12. Research ethics.
Most research involves some ethical considerations (treatment of animals, human experimentation, confidentiality of health data, etc.). Because we work largely with existing data sets, these issues often concern our lab less than some others. Nonetheless, you will need to consider ethics in research and the importance of maintaining high standards. One small error that gets publicized can have grave impacts on the whole research community. You will also need to consider ethical issues surrounding honesty in publishing and the tension between advancing one’s career and doing the best science. There are many difficult moral questions that arise daily in research, and now is the time to start considering them.
13. Understanding science as a system, and how to succeed in it.

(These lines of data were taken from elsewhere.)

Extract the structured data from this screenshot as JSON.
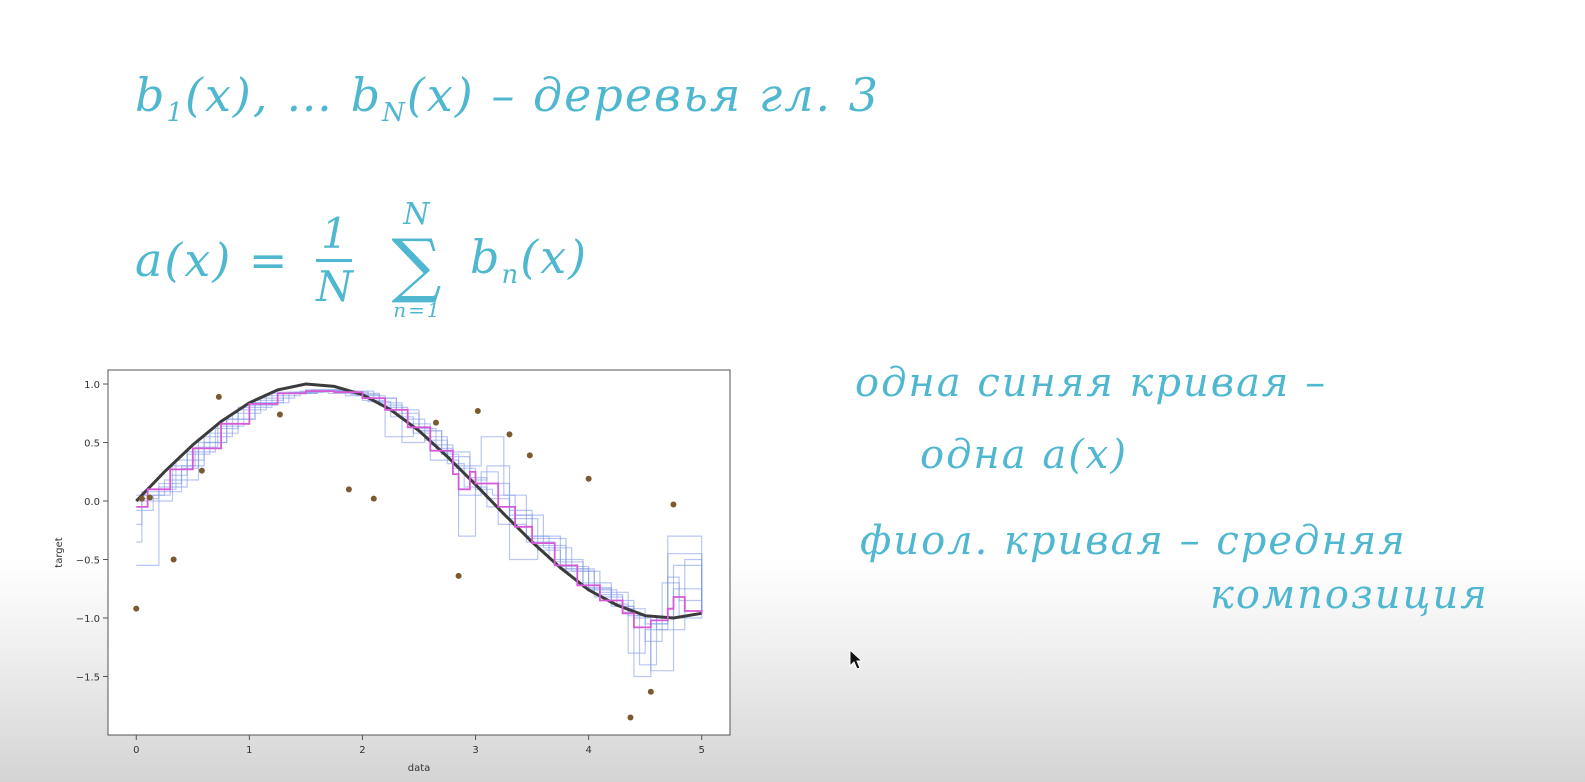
{
  "notes": {
    "line1": {
      "b1": "b",
      "b1_sub": "1",
      "arg1": "(x), …",
      "bn": "b",
      "bn_sub": "N",
      "argn": "(x)",
      "dash": " – ",
      "text": "деревья гл. 3"
    },
    "line2": {
      "lhs": "a(x) =",
      "frac_num": "1",
      "frac_den": "N",
      "sum_top": "N",
      "sum_sign": "∑",
      "sum_bot": "n=1",
      "term": "b",
      "term_sub": "n",
      "term_arg": "(x)"
    },
    "annotations": [
      "одна синяя кривая –",
      "одна a(x)",
      "фиол. кривая – средняя",
      "композиция"
    ]
  },
  "colors": {
    "ink": "#4fb8d0",
    "tree_curves": "#7d97e6",
    "mean_curve": "#d65ad8",
    "true_function": "#3b3b3b",
    "points": "#7a5a2e"
  },
  "icons": {
    "cursor": "mouse-pointer-icon"
  },
  "chart_data": {
    "type": "line",
    "xlabel": "data",
    "ylabel": "target",
    "xlim": [
      -0.25,
      5.25
    ],
    "ylim": [
      -2.0,
      1.12
    ],
    "xticks": [
      0,
      1,
      2,
      3,
      4,
      5
    ],
    "yticks": [
      1.0,
      0.5,
      0.0,
      -0.5,
      -1.0,
      -1.5
    ],
    "tick_labels_x": [
      "0",
      "1",
      "2",
      "3",
      "4",
      "5"
    ],
    "tick_labels_y": [
      "1.0",
      "0.5",
      "0.0",
      "−0.5",
      "−1.0",
      "−1.5"
    ],
    "grid": false,
    "series": [
      {
        "role": "true_function",
        "x": [
          0,
          0.25,
          0.5,
          0.75,
          1.0,
          1.25,
          1.5,
          1.75,
          2.0,
          2.25,
          2.5,
          2.75,
          3.0,
          3.25,
          3.5,
          3.75,
          4.0,
          4.25,
          4.5,
          4.75,
          5.0
        ],
        "y": [
          0.0,
          0.25,
          0.48,
          0.68,
          0.84,
          0.95,
          1.0,
          0.98,
          0.91,
          0.78,
          0.6,
          0.38,
          0.14,
          -0.11,
          -0.35,
          -0.57,
          -0.76,
          -0.89,
          -0.98,
          -1.0,
          -0.96
        ]
      },
      {
        "role": "mean_composition",
        "x": [
          0,
          0.1,
          0.3,
          0.5,
          0.75,
          1.0,
          1.25,
          1.5,
          1.75,
          2.0,
          2.2,
          2.4,
          2.6,
          2.8,
          2.85,
          2.95,
          3.0,
          3.2,
          3.35,
          3.5,
          3.7,
          3.9,
          4.1,
          4.3,
          4.4,
          4.55,
          4.7,
          4.75,
          4.85,
          5.0
        ],
        "y": [
          -0.05,
          0.1,
          0.27,
          0.45,
          0.66,
          0.83,
          0.92,
          0.94,
          0.93,
          0.88,
          0.78,
          0.63,
          0.43,
          0.23,
          0.1,
          0.25,
          0.15,
          -0.05,
          -0.22,
          -0.36,
          -0.55,
          -0.72,
          -0.85,
          -0.96,
          -1.08,
          -1.02,
          -0.92,
          -0.82,
          -0.94,
          -0.96
        ]
      },
      {
        "role": "tree",
        "x": [
          0,
          0.05,
          0.3,
          0.45,
          0.7,
          0.9,
          1.2,
          1.5,
          1.8,
          2.1,
          2.3,
          2.5,
          2.7,
          2.85,
          3.0,
          3.3,
          3.5,
          3.8,
          4.05,
          4.3,
          4.45,
          4.6,
          4.75,
          5.0
        ],
        "y": [
          -0.2,
          0.05,
          0.22,
          0.42,
          0.62,
          0.8,
          0.92,
          0.95,
          0.94,
          0.88,
          0.75,
          0.6,
          0.4,
          -0.3,
          0.15,
          -0.12,
          -0.32,
          -0.58,
          -0.8,
          -0.95,
          -1.4,
          -1.0,
          -0.55,
          -0.96
        ]
      },
      {
        "role": "tree",
        "x": [
          0,
          0.2,
          0.4,
          0.6,
          0.85,
          1.1,
          1.4,
          1.7,
          2.0,
          2.2,
          2.45,
          2.65,
          2.8,
          3.05,
          3.25,
          3.45,
          3.65,
          3.95,
          4.2,
          4.4,
          4.55,
          4.7,
          5.0
        ],
        "y": [
          -0.55,
          0.15,
          0.3,
          0.55,
          0.75,
          0.88,
          0.93,
          0.92,
          0.86,
          0.55,
          0.62,
          0.45,
          0.3,
          0.55,
          0.05,
          -0.3,
          -0.5,
          -0.74,
          -0.9,
          -1.5,
          -1.05,
          -0.45,
          -0.95
        ]
      },
      {
        "role": "tree",
        "x": [
          0,
          0.1,
          0.35,
          0.6,
          0.8,
          1.05,
          1.3,
          1.6,
          1.9,
          2.15,
          2.35,
          2.55,
          2.75,
          2.9,
          3.1,
          3.3,
          3.55,
          3.8,
          4.05,
          4.3,
          4.5,
          4.65,
          4.8,
          5.0
        ],
        "y": [
          0.0,
          0.1,
          0.35,
          0.5,
          0.7,
          0.86,
          0.92,
          0.94,
          0.92,
          0.84,
          0.7,
          0.52,
          0.32,
          0.12,
          -0.05,
          -0.5,
          -0.38,
          -0.6,
          -0.82,
          -0.92,
          -1.2,
          -0.7,
          -1.0,
          -0.96
        ]
      },
      {
        "role": "tree",
        "x": [
          0,
          0.15,
          0.25,
          0.55,
          0.75,
          0.95,
          1.25,
          1.55,
          1.85,
          2.05,
          2.25,
          2.45,
          2.6,
          2.85,
          3.05,
          3.2,
          3.45,
          3.7,
          3.95,
          4.2,
          4.35,
          4.5,
          4.7,
          5.0
        ],
        "y": [
          -0.08,
          0.05,
          0.18,
          0.45,
          0.64,
          0.82,
          0.93,
          0.95,
          0.9,
          0.85,
          0.72,
          0.58,
          0.35,
          0.05,
          0.25,
          -0.2,
          -0.35,
          -0.52,
          -0.7,
          -0.88,
          -1.3,
          -1.1,
          -0.3,
          -0.96
        ]
      },
      {
        "role": "tree",
        "x": [
          0,
          0.05,
          0.4,
          0.55,
          0.8,
          1.05,
          1.35,
          1.65,
          1.95,
          2.2,
          2.4,
          2.6,
          2.8,
          3.0,
          3.15,
          3.35,
          3.6,
          3.85,
          4.1,
          4.35,
          4.5,
          4.7,
          4.8,
          5.0
        ],
        "y": [
          -0.35,
          0.08,
          0.28,
          0.5,
          0.7,
          0.84,
          0.93,
          0.94,
          0.9,
          0.8,
          0.66,
          0.48,
          0.28,
          0.1,
          0.05,
          -0.12,
          -0.4,
          -0.6,
          -0.78,
          -0.98,
          -1.05,
          -0.65,
          -0.85,
          -0.96
        ]
      },
      {
        "role": "tree",
        "x": [
          0,
          0.2,
          0.45,
          0.65,
          0.9,
          1.15,
          1.45,
          1.75,
          2.05,
          2.3,
          2.5,
          2.7,
          2.95,
          3.1,
          3.3,
          3.55,
          3.75,
          4.0,
          4.25,
          4.4,
          4.55,
          4.75,
          5.0
        ],
        "y": [
          0.02,
          0.12,
          0.4,
          0.58,
          0.78,
          0.9,
          0.94,
          0.93,
          0.88,
          0.78,
          0.6,
          0.42,
          0.2,
          0.02,
          -0.15,
          -0.42,
          -0.58,
          -0.76,
          -0.9,
          -1.0,
          -1.45,
          -0.75,
          -0.96
        ]
      },
      {
        "role": "tree",
        "x": [
          0,
          0.12,
          0.32,
          0.52,
          0.72,
          1.0,
          1.3,
          1.6,
          1.9,
          2.15,
          2.35,
          2.55,
          2.75,
          2.95,
          3.1,
          3.3,
          3.5,
          3.75,
          4.0,
          4.2,
          4.4,
          4.6,
          4.85,
          5.0
        ],
        "y": [
          0.05,
          0.0,
          0.3,
          0.46,
          0.66,
          0.84,
          0.92,
          0.94,
          0.91,
          0.82,
          0.5,
          0.55,
          0.38,
          0.18,
          0.3,
          -0.08,
          -0.3,
          -0.56,
          -0.75,
          -0.85,
          -0.98,
          -1.1,
          -0.5,
          -0.96
        ]
      }
    ],
    "points": {
      "x": [
        0,
        0.05,
        0.12,
        0.33,
        0.58,
        0.73,
        1.27,
        1.88,
        2.1,
        2.65,
        2.85,
        3.02,
        3.3,
        3.48,
        4.0,
        4.37,
        4.55,
        4.75
      ],
      "y": [
        -0.92,
        0.02,
        0.03,
        -0.5,
        0.26,
        0.89,
        0.74,
        0.1,
        0.02,
        0.67,
        -0.64,
        0.77,
        0.57,
        0.39,
        0.19,
        -1.85,
        -1.63,
        -0.03
      ]
    }
  }
}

Like a traffic system or an ecological system, science itself is a system. Just as congestion, traffic lights, and road patterns affect the routes people take, their commuting times, and the efficiency of transport, in science, career opportunities and incentives structure how science gets done, what questions are asked, and how valid results are. People are drawn toward careers in science by factors such as salary, job availability, and interest. Grants are funded by organizations, public or private, and these organizations impose specific rules. Publications happen in journals through a system of peer-review. The small details of this system have major impacts on how science works and how effective it is at producing new knowledge. They also affect potential biases. You need to be thinking about the system of science and how it impacts everything from your project choice to your results to your career. You need to learn not just that science is a system, but also the details of how that system works. What are reviewers looking for in a manuscript? What kinds of career paths are available? What achievements are necessary to pursue different careers? What is required to succeed in a grant competition? You must not become so expert in working the system that you lose sight of why you are here, but you cannot ignore the system if you wish to pursue a career in it.